Julius Doe Davies (born 30 September 1994) is a Sierra Leonean-Australian football (soccer) player who last played for Melbourne Knights FC in the NPL Victoria.

==Career==

===Early career===
Whilst in Australia he played for Swan IC Football Club Julius started his football career. In 2006 he moved to Inglewood where he definitely made a huge step forward towards a professional career. In fact, at Inglewood, Julius won the u/15's Premier League and the State Cup resulting to be the best youth player of that year. In 2009 Julius went to Germany where he was offered a contract by Bayern Munich to play in the U17 team, which he scored nine goals from 20 appearances. He later moved to 1899 Hoffenheim only making five appearances in their U19 team, before returning to Australia at the age of seventeen.
He started training with Melbourne Victory and signed a youth contract with the club until the end of the 2011–12 A-League season.

===Melbourne Victory===
On 24 January 2012, it was confirmed that Davies had signed with Melbourne Victory after impressing the staff during his two weeks of training with the club.
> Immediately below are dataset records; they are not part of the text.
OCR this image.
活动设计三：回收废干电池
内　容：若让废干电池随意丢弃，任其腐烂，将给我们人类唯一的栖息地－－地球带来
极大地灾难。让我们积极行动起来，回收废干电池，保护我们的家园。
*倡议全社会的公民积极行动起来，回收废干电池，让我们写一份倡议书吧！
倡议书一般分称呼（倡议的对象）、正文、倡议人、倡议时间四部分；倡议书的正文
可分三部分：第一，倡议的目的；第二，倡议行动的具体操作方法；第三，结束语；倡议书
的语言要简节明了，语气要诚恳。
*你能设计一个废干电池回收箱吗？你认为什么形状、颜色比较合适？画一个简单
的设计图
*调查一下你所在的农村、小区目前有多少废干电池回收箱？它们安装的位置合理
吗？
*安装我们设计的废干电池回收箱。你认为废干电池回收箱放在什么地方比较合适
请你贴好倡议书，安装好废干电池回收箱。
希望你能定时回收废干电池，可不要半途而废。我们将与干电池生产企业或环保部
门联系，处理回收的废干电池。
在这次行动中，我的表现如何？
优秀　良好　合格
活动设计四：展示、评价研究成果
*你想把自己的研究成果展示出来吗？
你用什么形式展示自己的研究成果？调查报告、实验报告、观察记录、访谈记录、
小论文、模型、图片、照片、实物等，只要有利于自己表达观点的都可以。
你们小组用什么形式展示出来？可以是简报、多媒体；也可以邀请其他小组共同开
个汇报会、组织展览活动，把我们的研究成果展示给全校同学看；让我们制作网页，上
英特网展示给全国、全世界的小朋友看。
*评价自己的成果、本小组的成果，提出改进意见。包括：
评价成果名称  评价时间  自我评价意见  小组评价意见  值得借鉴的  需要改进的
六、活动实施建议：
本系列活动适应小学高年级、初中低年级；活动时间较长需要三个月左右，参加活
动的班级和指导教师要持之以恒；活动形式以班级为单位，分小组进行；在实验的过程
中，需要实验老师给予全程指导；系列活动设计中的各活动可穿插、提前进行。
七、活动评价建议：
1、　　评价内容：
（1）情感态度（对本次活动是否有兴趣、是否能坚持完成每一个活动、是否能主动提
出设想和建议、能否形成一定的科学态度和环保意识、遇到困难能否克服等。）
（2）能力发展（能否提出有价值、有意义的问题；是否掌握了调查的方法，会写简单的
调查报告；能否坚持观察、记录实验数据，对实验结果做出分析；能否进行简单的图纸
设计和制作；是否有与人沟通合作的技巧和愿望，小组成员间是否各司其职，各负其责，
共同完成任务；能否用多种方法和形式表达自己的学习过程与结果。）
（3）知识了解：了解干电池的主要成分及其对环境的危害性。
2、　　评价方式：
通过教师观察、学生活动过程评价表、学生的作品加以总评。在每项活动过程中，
On 16 March 2012 it was confirmed that Davies was cleared to play for Melbourne Victory and on the same day made his professional debut for the club in a round 26 match against Wellington Phoenix at AAMI Park as an 81st-minute substitute for Harry Kewell in which Melbourne won 3–0, picking up an assist in the process. Julius then continued his stay at Melbourne Victory by signing an extension to 30 April 2013. On 9 January 2013, it was announced that he was to leave the club by mutual termination.

===Brisbane Roar===
On 9 January 2013, he signed with A-League club Brisbane Roar after his contract with Melbourne Victory was mutually terminated. Davies made his Brisbane Roar debut against the Western Sydney Wanderers at Suncorp Stadium in Brisbane on 20 January 2013, as an 81st-minute substitute for Ben Halloran. The Brisbane Roar gave Julius Doe Davies an early release before the start of the 2014/2015 A-League season to join Liga I outfit, Otelul Galati, in Romania.

===Oţelul Galaţi===
Julius Doe Davies joined Romanian Liga I outfit, Otelul Galati at the start of the 2014/2015 season.

===NPL Victoria===
Davies spent the 2015 season with Port Melbourne SC but was released at the end of that campaign. He joined Northcote City on the registration deadline day ahead of the 2016 season.

===Melbourne Knights===
On 9 June 2016, Davies signed with former National League champions Melbourne Knights during the NPL Victoria mid-season transfer window.

==Personal life==
Davies was born in Monrovia, Liberia. He came to Perth, Australia from Sierra Leone as an eleven-year-old refugee.